Tale of an Encrypted SSIS Package in msdb and a Lost Password
- by Argenis
Yesterday a Developer at work asked for a copy of an SSIS package in Production so he could work on it (please, dear Reader – withhold judgment on Source Control – I know!). I logged on to the SSIS instance, and when I went to export the package… Oops. I didn’t have that password. The DBA who uploaded the package to Production is long gone; my fellow DBA had no idea either - and the Devs returned a cricket sound when queried. So I posed the obligatory question on #SQLHelp and a bunch of folks jumped in – some to help and some to make fun of me (thanks, @SQLSoldier @crummel4 @maryarcia and @sqljoe). I tried their suggestions to no avail…even ran some queries to see if I could figure out how to extract the package XML from the system tables in msdb: SELECT CAST(CAST(p.packagedata AS varbinary(max)) AS varchar(max))

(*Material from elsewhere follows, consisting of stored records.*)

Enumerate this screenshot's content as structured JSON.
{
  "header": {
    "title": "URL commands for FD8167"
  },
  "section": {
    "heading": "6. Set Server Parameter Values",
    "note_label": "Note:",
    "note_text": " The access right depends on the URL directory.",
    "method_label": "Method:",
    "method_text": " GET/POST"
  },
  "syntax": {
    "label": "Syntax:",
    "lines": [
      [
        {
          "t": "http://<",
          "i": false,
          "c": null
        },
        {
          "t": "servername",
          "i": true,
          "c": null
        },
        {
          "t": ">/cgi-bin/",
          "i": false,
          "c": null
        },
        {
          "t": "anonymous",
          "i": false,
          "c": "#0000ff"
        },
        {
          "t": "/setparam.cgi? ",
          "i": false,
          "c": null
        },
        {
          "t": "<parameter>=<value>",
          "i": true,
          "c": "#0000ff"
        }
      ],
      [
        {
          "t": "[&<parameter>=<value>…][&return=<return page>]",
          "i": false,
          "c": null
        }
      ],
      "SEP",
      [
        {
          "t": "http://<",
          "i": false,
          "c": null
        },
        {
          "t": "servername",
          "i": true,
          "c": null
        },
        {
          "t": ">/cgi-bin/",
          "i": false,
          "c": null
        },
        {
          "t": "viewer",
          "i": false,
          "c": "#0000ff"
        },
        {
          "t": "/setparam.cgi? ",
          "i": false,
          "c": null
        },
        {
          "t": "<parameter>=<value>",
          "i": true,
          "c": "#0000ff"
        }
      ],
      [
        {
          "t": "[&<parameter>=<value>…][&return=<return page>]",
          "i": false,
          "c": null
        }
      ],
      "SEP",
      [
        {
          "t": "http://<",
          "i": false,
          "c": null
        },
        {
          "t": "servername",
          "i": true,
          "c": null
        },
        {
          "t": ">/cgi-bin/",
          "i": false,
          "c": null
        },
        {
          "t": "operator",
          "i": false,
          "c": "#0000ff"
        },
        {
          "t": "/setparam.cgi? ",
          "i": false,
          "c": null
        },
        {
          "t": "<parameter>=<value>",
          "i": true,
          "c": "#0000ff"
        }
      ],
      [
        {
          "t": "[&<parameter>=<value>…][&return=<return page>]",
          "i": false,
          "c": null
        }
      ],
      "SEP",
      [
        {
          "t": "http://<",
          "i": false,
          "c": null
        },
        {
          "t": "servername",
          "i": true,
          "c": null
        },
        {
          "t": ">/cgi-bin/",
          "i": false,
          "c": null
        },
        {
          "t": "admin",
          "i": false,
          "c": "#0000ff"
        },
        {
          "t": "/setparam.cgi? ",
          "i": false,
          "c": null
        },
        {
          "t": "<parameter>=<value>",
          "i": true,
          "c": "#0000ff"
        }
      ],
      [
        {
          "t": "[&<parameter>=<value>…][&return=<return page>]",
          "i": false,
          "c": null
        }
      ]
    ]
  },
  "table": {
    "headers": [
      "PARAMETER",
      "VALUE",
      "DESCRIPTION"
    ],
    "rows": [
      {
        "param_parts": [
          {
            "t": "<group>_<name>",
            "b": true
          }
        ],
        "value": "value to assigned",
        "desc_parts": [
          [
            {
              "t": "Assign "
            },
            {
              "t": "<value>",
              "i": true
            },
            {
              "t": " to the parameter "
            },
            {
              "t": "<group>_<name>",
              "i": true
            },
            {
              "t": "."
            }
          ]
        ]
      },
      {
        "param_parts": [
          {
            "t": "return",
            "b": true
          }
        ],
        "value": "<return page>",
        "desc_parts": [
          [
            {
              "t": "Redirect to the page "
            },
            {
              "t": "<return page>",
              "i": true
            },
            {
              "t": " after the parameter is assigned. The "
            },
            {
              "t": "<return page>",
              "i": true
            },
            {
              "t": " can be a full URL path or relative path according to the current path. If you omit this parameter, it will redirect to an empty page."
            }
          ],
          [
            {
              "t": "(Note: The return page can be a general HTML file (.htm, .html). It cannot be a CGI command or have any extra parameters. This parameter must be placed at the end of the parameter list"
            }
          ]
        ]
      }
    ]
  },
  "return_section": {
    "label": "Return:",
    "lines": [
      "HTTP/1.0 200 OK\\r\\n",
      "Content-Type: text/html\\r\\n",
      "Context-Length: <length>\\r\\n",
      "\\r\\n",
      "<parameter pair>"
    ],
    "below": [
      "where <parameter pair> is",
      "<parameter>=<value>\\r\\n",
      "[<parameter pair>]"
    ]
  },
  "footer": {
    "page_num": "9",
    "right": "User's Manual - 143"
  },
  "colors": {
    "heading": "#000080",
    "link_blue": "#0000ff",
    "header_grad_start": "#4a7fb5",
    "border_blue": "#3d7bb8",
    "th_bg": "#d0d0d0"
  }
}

FROM msdb.dbo.sysssispackages p
WHERE p.name = 'LePackage'
This just returned a bunch of XML with encrypted data on it:
I knew there was a job in SQL Agent scheduled to execute the package, and when I tried to look at details on the job step I got the following:
Not very helpful.
The password had to be saved somewhere, but where??
All of a sudden I remembered that there was a system table I hadn’t queried yet:
SELECT sjs.command
FROM msdb.dbo.sysjobs sj
JOIN msdb.dbo.sysjobsteps sjs ON sj.job_id = sjs.job_id
WHERE sj.name = 'Run LePackage'
The result:
“Well, that’s really secure”, I thought to myself.